Ben bu konuyu iki gurupta değerlendiriyorum. Birincisi doğada kolay çözünen, geri dönüşebilen veya geri dönüşümünde ve imalatında az enerji gerektiren malzemelerden imal edilen tasarımlar. Bu guruptaki tasarımlar görünürde çok doğayı çağrıştırmayabilirler ama gerçekte doğa dostu olanlardır. İkinci guruptakiler de doğadaki formlardan biçimsel olarak faydalanan ama gerçekte yukarıda bahsettiğim şartları yerine getirmediği için pek de doğa dostu olmayan tasarımlar. Kandırmaca gibi görünse de olumlu yanıyla bakmak gerekirse kamuoyu oluşturmak ve doğa ile ilgili hasasiyeti gündemde tutmak anlamında az da olsa faydaları oluyor bu tip ürünlerin.

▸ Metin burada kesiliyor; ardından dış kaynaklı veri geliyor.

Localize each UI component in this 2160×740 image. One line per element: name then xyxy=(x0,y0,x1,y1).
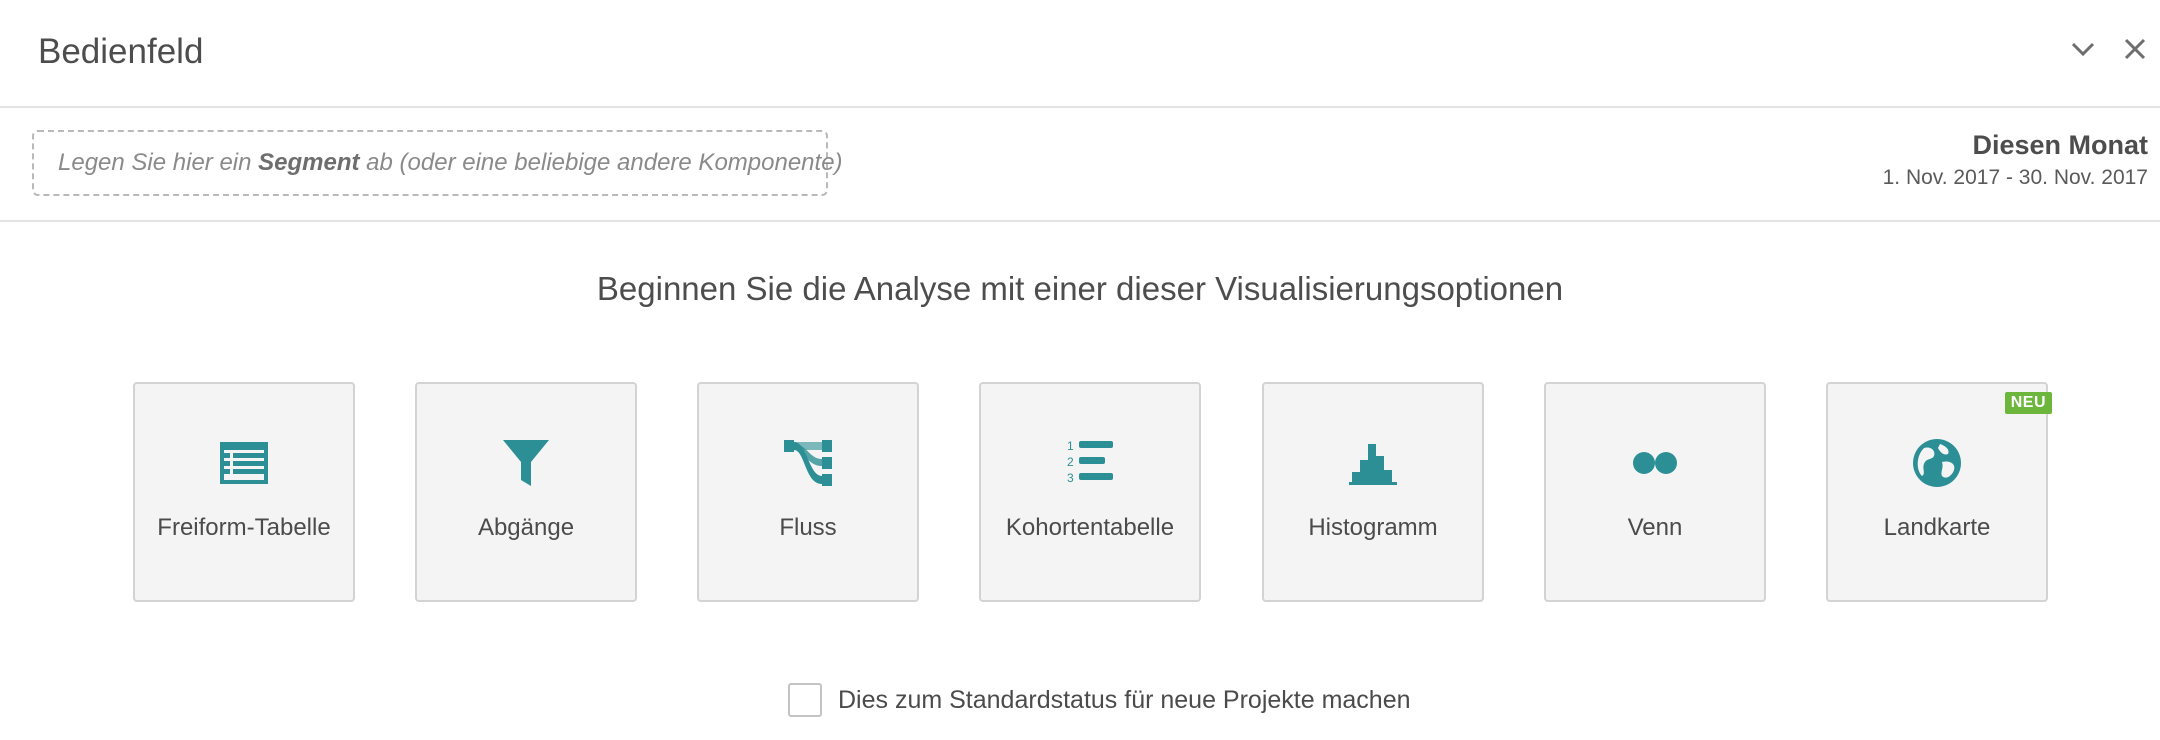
viz-card-flow[interactable]: Fluss xyxy=(697,382,919,602)
segment-drop-zone[interactable]: Legen Sie hier ein Segment ab (oder eine… xyxy=(32,130,843,196)
viz-card-label: Abgänge xyxy=(477,514,575,541)
viz-card-histogram[interactable]: Histogramm xyxy=(1262,382,1484,602)
chevron-down-icon[interactable] xyxy=(2068,34,2098,64)
default-state-checkbox[interactable] xyxy=(788,683,822,717)
viz-card-label: Kohortentabelle xyxy=(1005,514,1175,541)
default-state-row: Dies zum Standardstatus für neue Projekt… xyxy=(788,680,1411,720)
panel-header: Bedienfeld xyxy=(0,0,2160,108)
dropzone-text-suffix: ab (oder eine beliebige andere Komponent… xyxy=(359,149,843,176)
svg-text:3: 3 xyxy=(1067,471,1074,485)
date-range-name[interactable]: Diesen Monat xyxy=(1972,130,2148,161)
funnel-icon xyxy=(417,436,635,490)
new-badge: NEU xyxy=(2004,392,2052,414)
flow-icon xyxy=(699,436,917,490)
dropzone-text-prefix: Legen Sie hier ein xyxy=(58,149,259,176)
viz-card-label: Histogramm xyxy=(1308,514,1438,541)
venn-icon xyxy=(1546,436,1764,490)
viz-card-label: Landkarte xyxy=(1883,514,1991,541)
svg-text:1: 1 xyxy=(1067,439,1074,453)
visualization-options: Freiform-Tabelle Abgänge Fluss 1 2 3 Koh… xyxy=(133,382,2053,604)
default-state-label[interactable]: Dies zum Standardstatus für neue Projekt… xyxy=(838,686,1411,715)
segment-filter-bar: Legen Sie hier ein Segment ab (oder eine… xyxy=(0,108,2160,222)
date-range-value[interactable]: 1. Nov. 2017 - 30. Nov. 2017 xyxy=(1883,166,2148,190)
numbered-list-icon: 1 2 3 xyxy=(981,436,1199,490)
svg-text:2: 2 xyxy=(1067,455,1074,469)
viz-card-label: Fluss xyxy=(779,514,837,541)
histogram-icon xyxy=(1264,436,1482,490)
viz-card-cohort-table[interactable]: 1 2 3 Kohortentabelle xyxy=(979,382,1201,602)
viz-card-label: Freiform-Tabelle xyxy=(157,514,331,541)
viz-card-label: Venn xyxy=(1627,514,1683,541)
viz-card-freeform-table[interactable]: Freiform-Tabelle xyxy=(133,382,355,602)
panel-title: Bedienfeld xyxy=(38,32,204,71)
table-icon xyxy=(135,436,353,490)
viz-card-map[interactable]: NEU Landkarte xyxy=(1826,382,2052,602)
close-icon[interactable] xyxy=(2120,34,2150,64)
dropzone-text-segment: Segment xyxy=(258,149,360,176)
viz-card-venn[interactable]: Venn xyxy=(1544,382,1766,602)
globe-icon xyxy=(1828,436,2046,490)
freeform-panel: Bedienfeld Legen Sie hier ein Segment ab… xyxy=(0,0,2160,740)
viz-card-fallout[interactable]: Abgänge xyxy=(415,382,637,602)
visualization-prompt: Beginnen Sie die Analyse mit einer diese… xyxy=(596,270,1564,307)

Tasarım iyileştirmek için yapılır, eğer gayemiz bir şeyleri daha iyi hale getirmekse doğa ile ilgili konularda duyarlı ve öncü olmamız gerekmekte.
Eskiden dönemler açılıyor ve daha keskin olarak kapanıyordu. Zaman ilerledikçe bu dönemlerin aralıkları kısaldı ve şimdi galiba iç içe geçti. Aynı zaman diliminde birçok dönemi, eğilimi bir arada yaşıyoruz. İçerisinde yaşadığımız dönemin belli alanlarda muğlak olmasını buna bağlıyorum.
Türkiye'nin tasarım geleceğinin geçmişten daha iyi olmasını umut ediyorum. İleride mesleki olarak daha fazla itibar göreceğini düşünüyorum.
Düşünmek + Özgürlük = Özgür Düşünme, yaratıcılık ile ilgili alanlarda olmaz ise olmaz bir şey. İleride Çin, tasarım ve sanatta daha iyi bir yere gelmek istiyorsa özgürleşmek zorunda ki bu yolda ilerliyor (eskisinden daha iyi en azından). Türkiye'de de gelecekte yaratıcı meslekleri besleyecek ortamın ve zihniyetin gelişmesi gerekmekte.
Merak etsinler, meraklarını gidermek için bilgiye ulaşsınlar ve üretsinler, durmadan.